По окну хлестал мутный дождь, завывало в трубе, отрыгивал Крукавец — звуки понятные и простые. А отрыгивается — значит ест с аппетитом. И это желание есть было, пожалуй, единственное его желание. Не хотелось ни слушать, ни говорить, не хотелось ни двигаться, ни ложиться в постель, ни ехать домой — да и не на чем, он же отпустил подводу. Желаний не было потому, что в теле омертвелость. И в душе — она.
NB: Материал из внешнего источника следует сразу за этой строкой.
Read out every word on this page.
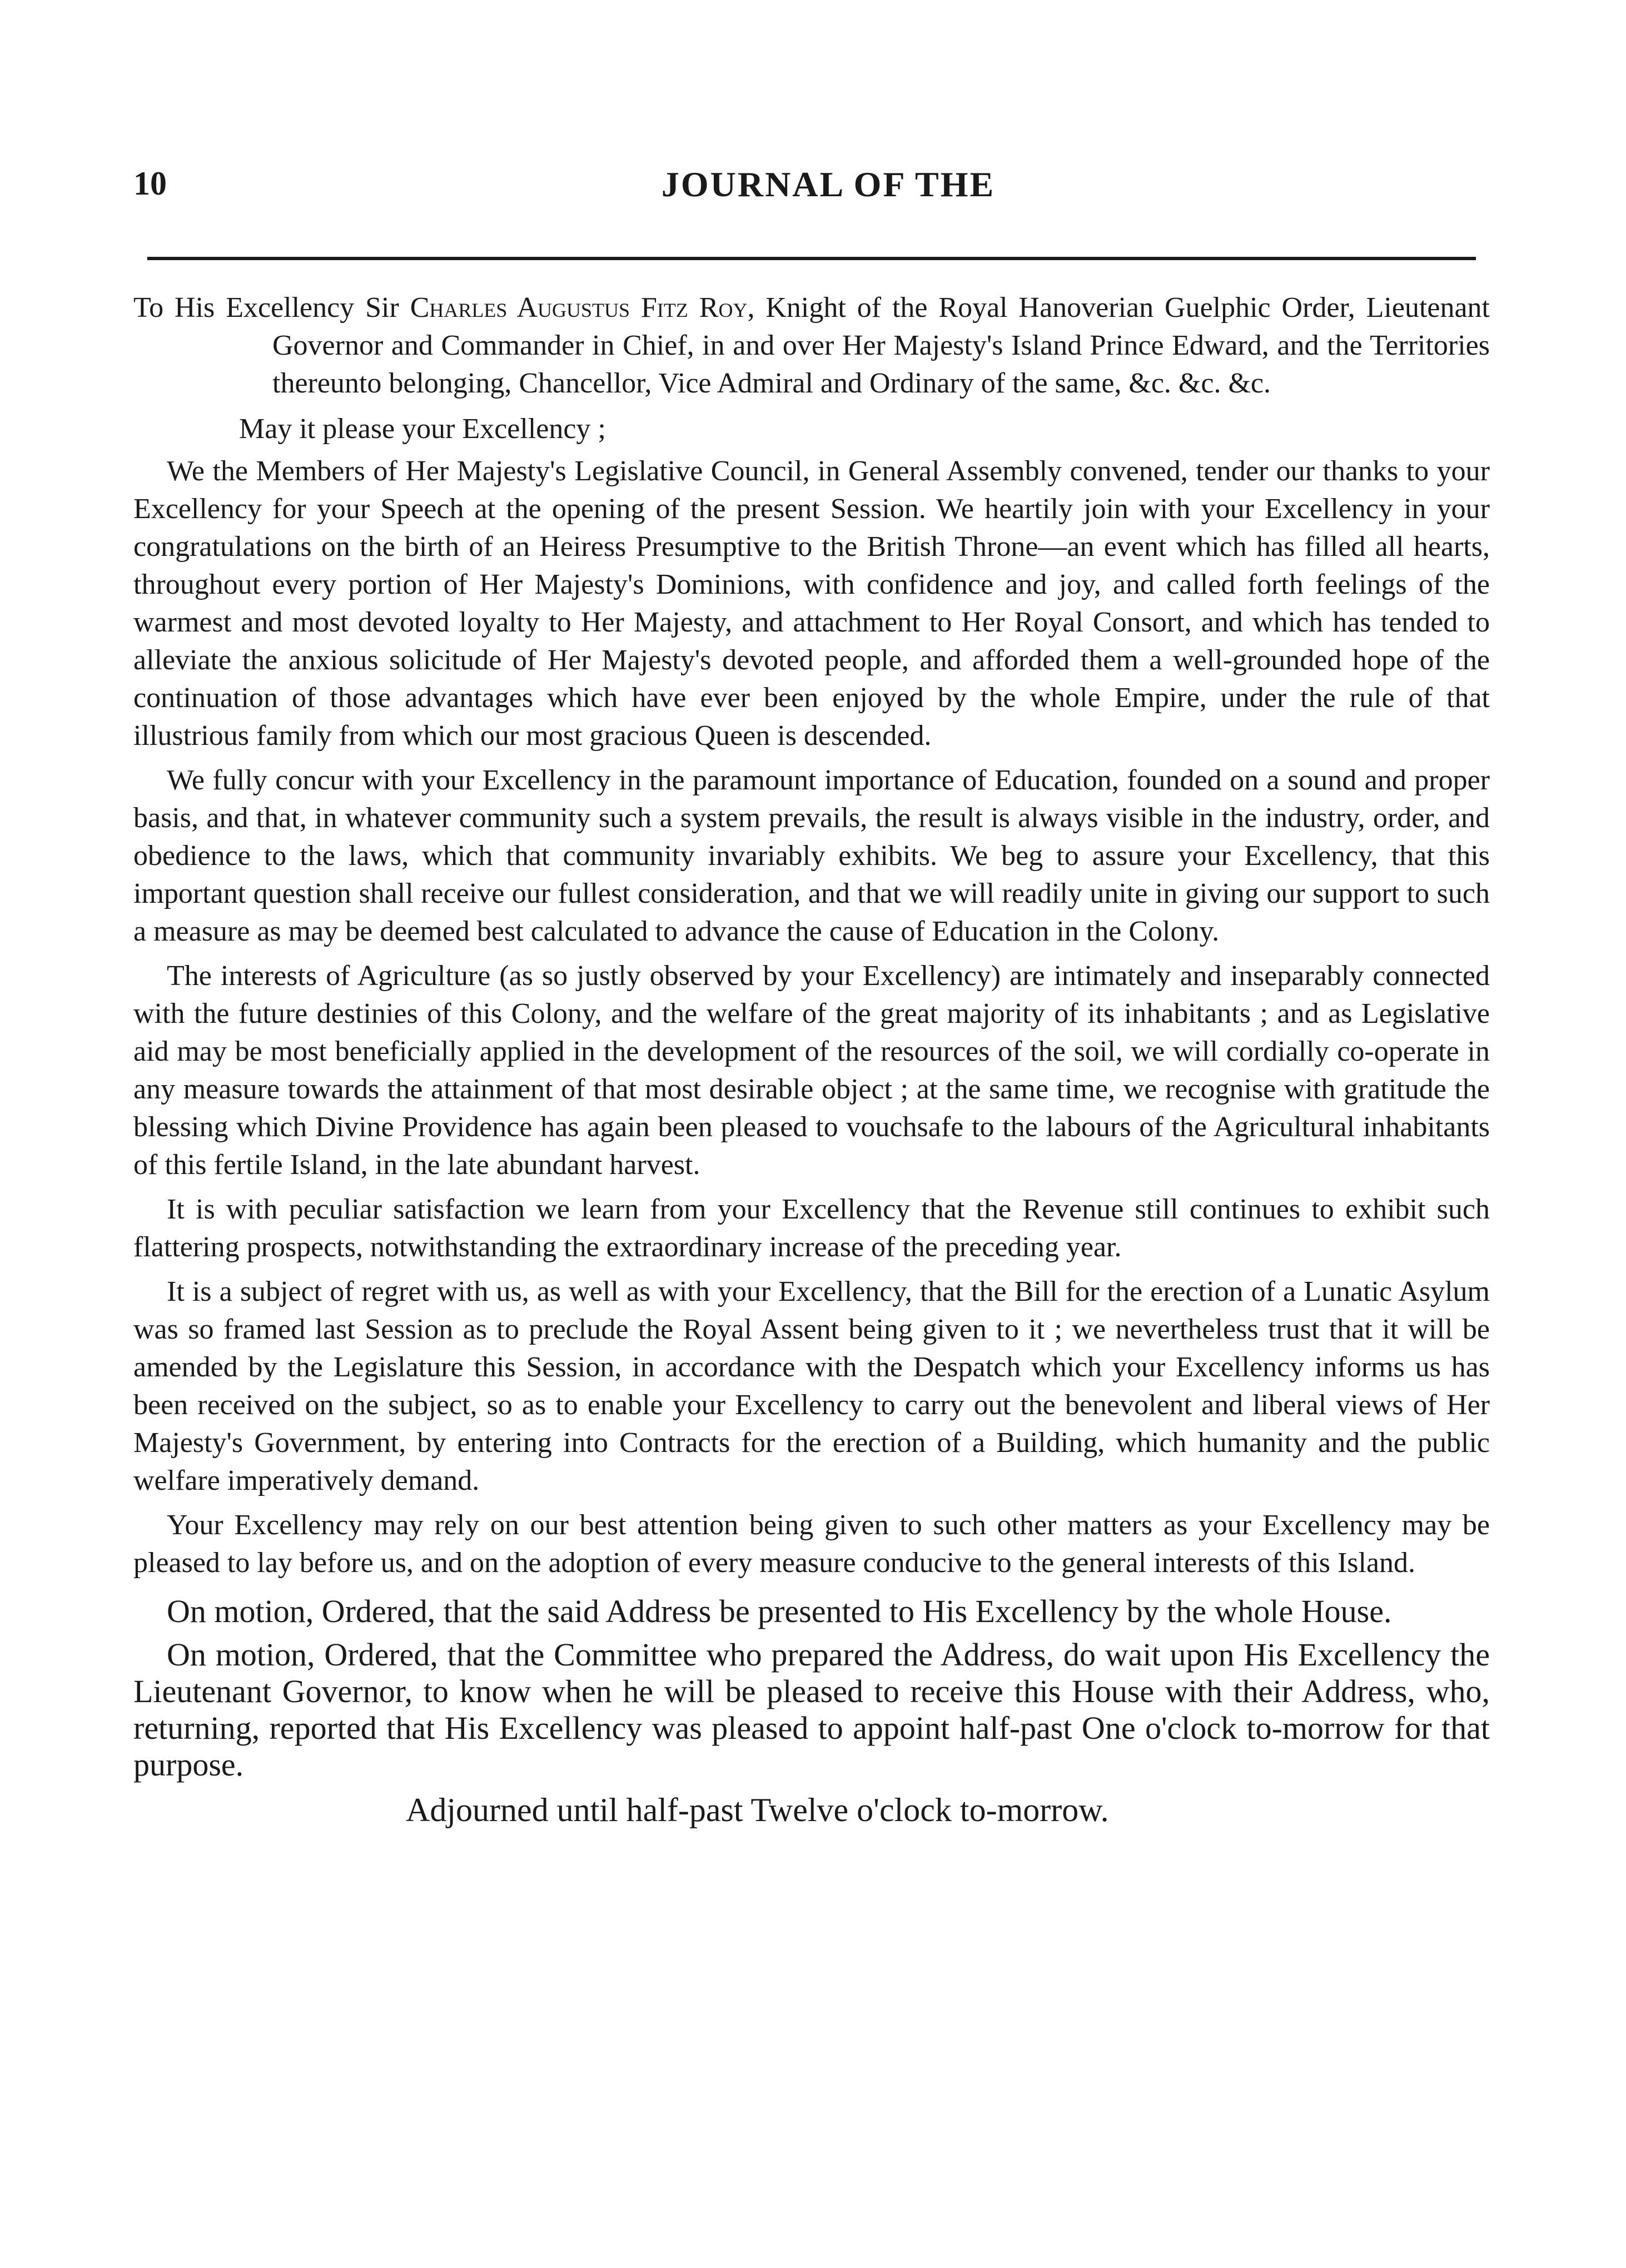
10	JOURNAL OF THE

To His Excellency Sir Charles Augustus Fitz Roy, Knight of the Royal Hanoverian Guelphic Order, Lieutenant Governor and Commander in Chief, in and over Her Majesty's Island Prince Edward, and the Territories thereunto belonging, Chancellor, Vice Admiral and Ordinary of the same, &c. &c. &c.

May it please your Excellency ;

We the Members of Her Majesty's Legislative Council, in General Assembly convened, tender our thanks to your Excellency for your Speech at the opening of the present Session. We heartily join with your Excellency in your congratulations on the birth of an Heiress Presumptive to the British Throne—an event which has filled all hearts, throughout every portion of Her Majesty's Dominions, with confidence and joy, and called forth feelings of the warmest and most devoted loyalty to Her Majesty, and attachment to Her Royal Consort, and which has tended to alleviate the anxious solicitude of Her Majesty's devoted people, and afforded them a well-grounded hope of the continuation of those advantages which have ever been enjoyed by the whole Empire, under the rule of that illustrious family from which our most gracious Queen is descended.

We fully concur with your Excellency in the paramount importance of Education, founded on a sound and proper basis, and that, in whatever community such a system prevails, the result is always visible in the industry, order, and obedience to the laws, which that community invariably exhibits. We beg to assure your Excellency, that this important question shall receive our fullest consideration, and that we will readily unite in giving our support to such a measure as may be deemed best calculated to advance the cause of Education in the Colony.

The interests of Agriculture (as so justly observed by your Excellency) are intimately and inseparably connected with the future destinies of this Colony, and the welfare of the great majority of its inhabitants ; and as Legislative aid may be most beneficially applied in the development of the resources of the soil, we will cordially co-operate in any measure towards the attainment of that most desirable object ; at the same time, we recognise with gratitude the blessing which Divine Providence has again been pleased to vouchsafe to the labours of the Agricultural inhabitants of this fertile Island, in the late abundant harvest.

It is with peculiar satisfaction we learn from your Excellency that the Revenue still continues to exhibit such flattering prospects, notwithstanding the extraordinary increase of the preceding year.

It is a subject of regret with us, as well as with your Excellency, that the Bill for the erection of a Lunatic Asylum was so framed last Session as to preclude the Royal Assent being given to it ; we nevertheless trust that it will be amended by the Legislature this Session, in accordance with the Despatch which your Excellency informs us has been received on the subject, so as to enable your Excellency to carry out the benevolent and liberal views of Her Majesty's Government, by entering into Contracts for the erection of a Building, which humanity and the public welfare imperatively demand.

Your Excellency may rely on our best attention being given to such other matters as your Excellency may be pleased to lay before us, and on the adoption of every measure conducive to the general interests of this Island.

On motion, Ordered, that the said Address be presented to His Excellency by the whole House.

On motion, Ordered, that the Committee who prepared the Address, do wait upon His Excellency the Lieutenant Governor, to know when he will be pleased to receive this House with their Address, who, returning, reported that His Excellency was pleased to appoint half-past One o'clock to-morrow for that purpose.

Adjourned until half-past Twelve o'clock to-morrow.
Он подумал об этом, стараясь вызвать жалость к себе, но она не появилась. Насытится, и охота есть пропадет. Пока же рвет острыми, подточенными зубами мясо, перемалывает с закрытым ртом. Молчит. И женщина молчит, подавая еду, и мальчишка молчит в углу. Звереныш, волчонок, дать ему что-нибудь? И вдруг воспоминание: он сам мальчишка, совсем маленький, отец везет его на санках, и он кричит: «Папа, ты куда убегаешь?» Но и это не вызвало ничего — мелькнуло и пропало.